One of the most soul-destroying events that can happen to a company is for a bean counter to be appointed as CEO with a vision that involves cost cutting and not much else. While I am one of the first to hold true to “In God we trust, all others bring data”, I have seen too many companies damaged from a CEO overly focused on cost cutting. A CEO that is dumped within a few years. 
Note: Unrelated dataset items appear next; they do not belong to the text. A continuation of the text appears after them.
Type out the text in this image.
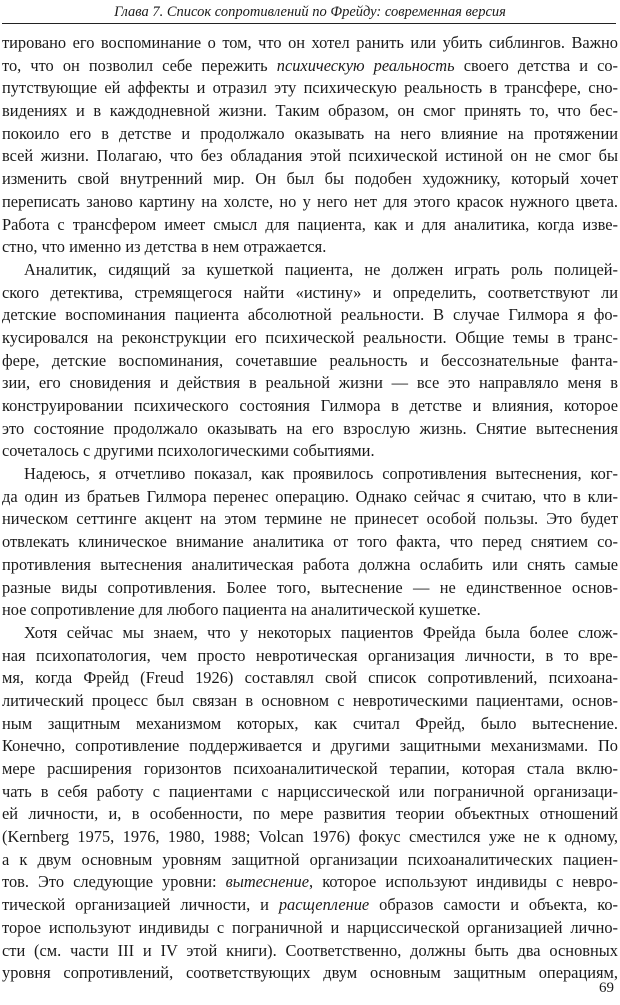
Глава 7. Список сопротивлений по Фрейду: современная версия
тировано его воспоминание о том, что он хотел ранить или убить сиблингов. Важно
то, что он позволил себе пережить психическую реальность своего детства и со-
путствующие ей аффекты и отразил эту психическую реальность в трансфере, сно-
видениях и в каждодневной жизни. Таким образом, он смог принять то, что бес-
покоило его в детстве и продолжало оказывать на него влияние на протяжении
всей жизни. Полагаю, что без обладания этой психической истиной он не смог бы
изменить свой внутренний мир. Он был бы подобен художнику, который хочет
переписать заново картину на холсте, но у него нет для этого красок нужного цвета.
Работа с трансфером имеет смысл для пациента, как и для аналитика, когда изве-
стно, что именно из детства в нем отражается.
Аналитик, сидящий за кушеткой пациента, не должен играть роль полицей-
ского детектива, стремящегося найти «истину» и определить, соответствуют ли
детские воспоминания пациента абсолютной реальности. В случае Гилмора я фо-
кусировался на реконструкции его психической реальности. Общие темы в транс-
фере, детские воспоминания, сочетавшие реальность и бессознательные фанта-
зии, его сновидения и действия в реальной жизни — все это направляло меня в
конструировании психического состояния Гилмора в детстве и влияния, которое
это состояние продолжало оказывать на его взрослую жизнь. Снятие вытеснения
сочеталось с другими психологическими событиями.
Надеюсь, я отчетливо показал, как проявилось сопротивления вытеснения, ког-
да один из братьев Гилмора перенес операцию. Однако сейчас я считаю, что в кли-
ническом сеттинге акцент на этом термине не принесет особой пользы. Это будет
отвлекать клиническое внимание аналитика от того факта, что перед снятием со-
противления вытеснения аналитическая работа должна ослабить или снять самые
разные виды сопротивления. Более того, вытеснение — не единственное основ-
ное сопротивление для любого пациента на аналитической кушетке.
Хотя сейчас мы знаем, что у некоторых пациентов Фрейда была более слож-
ная психопатология, чем просто невротическая организация личности, в то вре-
мя, когда Фрейд (Freud 1926) составлял свой список сопротивлений, психоана-
литический процесс был связан в основном с невротическими пациентами, основ-
ным защитным механизмом которых, как считал Фрейд, было вытеснение.
Конечно, сопротивление поддерживается и другими защитными механизмами. По
мере расширения горизонтов психоаналитической терапии, которая стала вклю-
чать в себя работу с пациентами с нарциссической или пограничной организаци-
ей личности, и, в особенности, по мере развития теории объектных отношений
(Kernberg 1975, 1976, 1980, 1988; Volcan 1976) фокус сместился уже не к одному,
а к двум основным уровням защитной организации психоаналитических пациен-
тов. Это следующие уровни: вытеснение, которое используют индивиды с невро-
тической организацией личности, и расщепление образов самости и объекта, ко-
торое используют индивиды с пограничной и нарциссической организацией лично-
сти (см. части III и IV этой книги). Соответственно, должны быть два основных
уровня сопротивлений, соответствующих двум основным защитным операциям,
69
Don’t get me wrong. A focus on costs is important and sometimes dramatic cost cutting is essential, however, as with any strategy if you don’t put some science behind it you are at least uncertain of the result and at worst you get something you never planned to have. Usually it’s some form of calamity because staff were over stretched and stopped doing one thing or another. Even more horrific is when staff break cardinal rules to get the job done. 

Spending vs Investing 

Last week I wrote about spending vs investing. It is when you throw money at a problem in the hope you solve it rather than invest wisely in the problem with an expected return on your investment because you have the right measures and levers in place to do so. 

Cutting vs Creating 

A CEO overly focused on cost cutting is cutting vs creating. It’s sort of the flip side of spending vs investing. Cutting based on industry benchmarks for example might make sense at first glance, however, a little investigation might discover very good reasons for the difference in cost structures. If the investigation was not conducted you may have been answering the wrong question

The solution is to both investigate and experiment. Investigate to understand waste and inefficiencies that can be corrected and costs saved. Experiment to find new ways of achieving the same goals then invest in cost cutting and create a new cost platform that will give you a sustainable competitive advantage.